社内でのセクハラ・パワハラの防止について教えて下さい。
「セクハラ」「パワハラ」などの言葉をよく聞きます。雇用主は、従業員の人格権を守る義務を負っていますが、昨今は社内における人格侵害が多数発生しています。
セクシャル・ハラスメントは、男女雇用機会均等法11条で「職場において行われる性的な言動に対するその雇用する労働者の対応により当該労働者がその労働条件につき不利益を受け、又は当該性的な言動により当該労働者の就業環境が害されることと定義されており、雇用主は適切な措置を取ることが求められています。

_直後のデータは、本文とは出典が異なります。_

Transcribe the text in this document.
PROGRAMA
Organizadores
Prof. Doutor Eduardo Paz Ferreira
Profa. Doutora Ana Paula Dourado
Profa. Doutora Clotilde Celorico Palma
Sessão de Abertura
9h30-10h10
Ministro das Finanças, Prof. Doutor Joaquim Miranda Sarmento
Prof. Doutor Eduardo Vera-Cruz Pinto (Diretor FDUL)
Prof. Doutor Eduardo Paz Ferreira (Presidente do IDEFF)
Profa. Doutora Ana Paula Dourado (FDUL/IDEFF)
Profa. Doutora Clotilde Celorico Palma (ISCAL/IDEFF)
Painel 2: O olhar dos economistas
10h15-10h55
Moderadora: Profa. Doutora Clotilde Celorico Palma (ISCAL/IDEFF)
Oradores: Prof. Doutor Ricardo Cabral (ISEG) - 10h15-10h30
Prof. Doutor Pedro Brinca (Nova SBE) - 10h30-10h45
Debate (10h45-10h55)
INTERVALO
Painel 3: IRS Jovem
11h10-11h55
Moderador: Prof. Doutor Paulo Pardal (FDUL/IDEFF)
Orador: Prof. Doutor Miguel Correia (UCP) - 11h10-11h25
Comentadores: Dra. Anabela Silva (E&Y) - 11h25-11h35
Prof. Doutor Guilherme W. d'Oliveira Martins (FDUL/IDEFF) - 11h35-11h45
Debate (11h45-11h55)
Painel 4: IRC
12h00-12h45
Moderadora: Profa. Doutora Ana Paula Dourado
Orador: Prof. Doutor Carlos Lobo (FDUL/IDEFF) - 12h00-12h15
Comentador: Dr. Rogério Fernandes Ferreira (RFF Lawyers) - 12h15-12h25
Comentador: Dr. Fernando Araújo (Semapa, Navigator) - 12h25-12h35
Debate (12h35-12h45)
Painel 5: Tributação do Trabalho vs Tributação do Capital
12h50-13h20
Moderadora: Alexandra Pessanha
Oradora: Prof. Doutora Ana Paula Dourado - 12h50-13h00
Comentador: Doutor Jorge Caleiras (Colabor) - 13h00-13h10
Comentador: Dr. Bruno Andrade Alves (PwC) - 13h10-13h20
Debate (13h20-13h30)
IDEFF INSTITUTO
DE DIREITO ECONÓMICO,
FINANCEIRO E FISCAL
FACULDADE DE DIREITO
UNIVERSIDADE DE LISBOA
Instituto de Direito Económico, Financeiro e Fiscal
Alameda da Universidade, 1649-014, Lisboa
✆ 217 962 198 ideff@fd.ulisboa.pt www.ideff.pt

したがって、不適切な言動、行為を行った人が民事・刑事上の責任を負うだけでなく、適切な措置を取らなかった会社が法的責任を負う場合もありますのでご注意ください。厚生労働省が、セクハラ防止のために、事業者がとらなくてはならない措置(10項目)を定めており、事業主の方針の明確化・その周知啓発、苦情・相談への対応、当事者に対する適切な措置などを行うことが定められています(厚生労働省)。
パワー・ハラスメントは、厚生労働省によれば、同じ職場で働く者に対して、職務上の地位や人間関係などの職場内の優位性を背景に、業務の適正な範囲を超えて、精神的・身体的苦痛を与える又は職場環境を悪化させる行為をいうとされています。暴行や暴言がこれにあたることは当然ですが、過大・過小な要求、プライベートな事柄に不当に立ち入る行為などもこれに当たります。最近は、パワハラに起因する労災も多く認定されており、また、雇用主の損害賠償を認めた事例も増えています。労働組合の協力を得た上で、就業規則等にパワハラ防止の規定を盛り込むこと、管理職や社員を対象にパワハラ防止の研修等を実施する等の対策を取ると良いでしょう。